EU, UK agreed to agree by Sunday whether trade deal is possible

The negotiation positions remain “far apart”, according to Johnson and Von der Leyen

British Prime Minister Boris Johnson and the EC President Ursula von der Leyen gave themselves until the end of the weekend to seal a new trade pact after failing to overcome persistent rifts over a “frank” and “lively” dinner on Wednesday, news wires reported.

“We agreed that the (negotiating) teams should immediately reconvene to try to resolve these essential issues,” Von der Leyen said after the dinner. “We will come to a decision by the end of the weekend,” she added, pointing out that EU and UK positions remained “far apart”.

With fears running high of a chaotic no-deal finale to the five-year Brexit crisis, a senior UK government source said the leaders’ discussion in Brussels was “frank”. “Very large gaps remain between the two sides and it is still unclear whether these can be bridged,” said the person, who spoke on condition of anonymity. Johnson did not “want to leave any route to a possible deal untested” after the premier earlier in the day warned the EU to budge or brace for the most-damaging split on 31 December as Britain completes its transition out of the bloc.

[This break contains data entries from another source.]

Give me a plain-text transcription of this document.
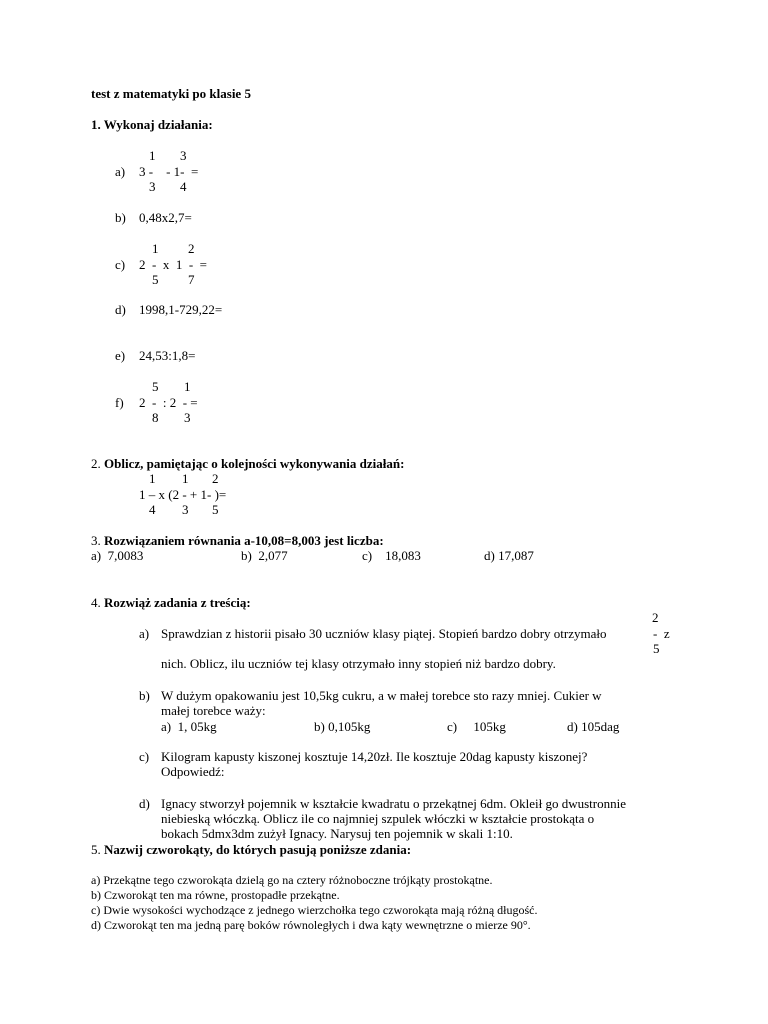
test z matematyki po klasie 5
1. Wykonaj działania:
1 3
a) 3 -    - 1-  =
3 4
b) 0,48x2,7=
1 2
c) 2  -  x  1  -  =
5 7
d) 1998,1-729,22=
e) 24,53:1,8=
5 1
f) 2  -  : 2  - =
8 3
2. Oblicz, pamiętając o kolejności wykonywania działań:
1 1 2
1 – x (2 - + 1- )=
4 3 5
3. Rozwiązaniem równania a-10,08=8,003 jest liczba:
a) 7,0083	b) 2,077	c) 18,083	d) 17,087
4. Rozwiąż zadania z treścią:
2
a) Sprawdzian z historii pisało 30 uczniów klasy piątej. Stopień bardzo dobry otrzymało	-  z
5
nich. Oblicz, ilu uczniów tej klasy otrzymało inny stopień niż bardzo dobry.
b) W dużym opakowaniu jest 10,5kg cukru, a w małej torebce sto razy mniej. Cukier w
małej torebce waży:
a) 1, 05kg	b) 0,105kg	c) 105kg	d) 105dag
c) Kilogram kapusty kiszonej kosztuje 14,20zł. Ile kosztuje 20dag kapusty kiszonej?
Odpowiedź:
d) Ignacy stworzył pojemnik w kształcie kwadratu o przekątnej 6dm. Okleił go dwustronnie
niebieską włóczką. Oblicz ile co najmniej szpulek włóczki w kształcie prostokąta o
bokach 5dmx3dm zużył Ignacy. Narysuj ten pojemnik w skali 1:10.
5. Nazwij czworokąty, do których pasują poniższe zdania:
a) Przekątne tego czworokąta dzielą go na cztery różnoboczne trójkąty prostokątne.
b) Czworokąt ten ma równe, prostopadłe przekątne.
c) Dwie wysokości wychodzące z jednego wierzchołka tego czworokąta mają różną długość.
d) Czworokąt ten ma jedną parę boków równoległych i dwa kąty wewnętrzne o mierze 90°.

Following Brexit, Britain drops out of the EU’s trading orbit in three weeks. Failure to agree new rules to govern everything from trade to energy ties would snarl borders, shock financial markets and sow chaos through supply chains in a world already grappling with the economic cost of Covid-19.

The estranged allies are bitterly at odds over fisheries, a topic politically sensitive for France, agreeing ways to settle future trade disputes and protecting against price dumping from lower production standards. Around $1 trillion in annual trade - currently free from tariffs and quotas - is at stake if there is no agreement.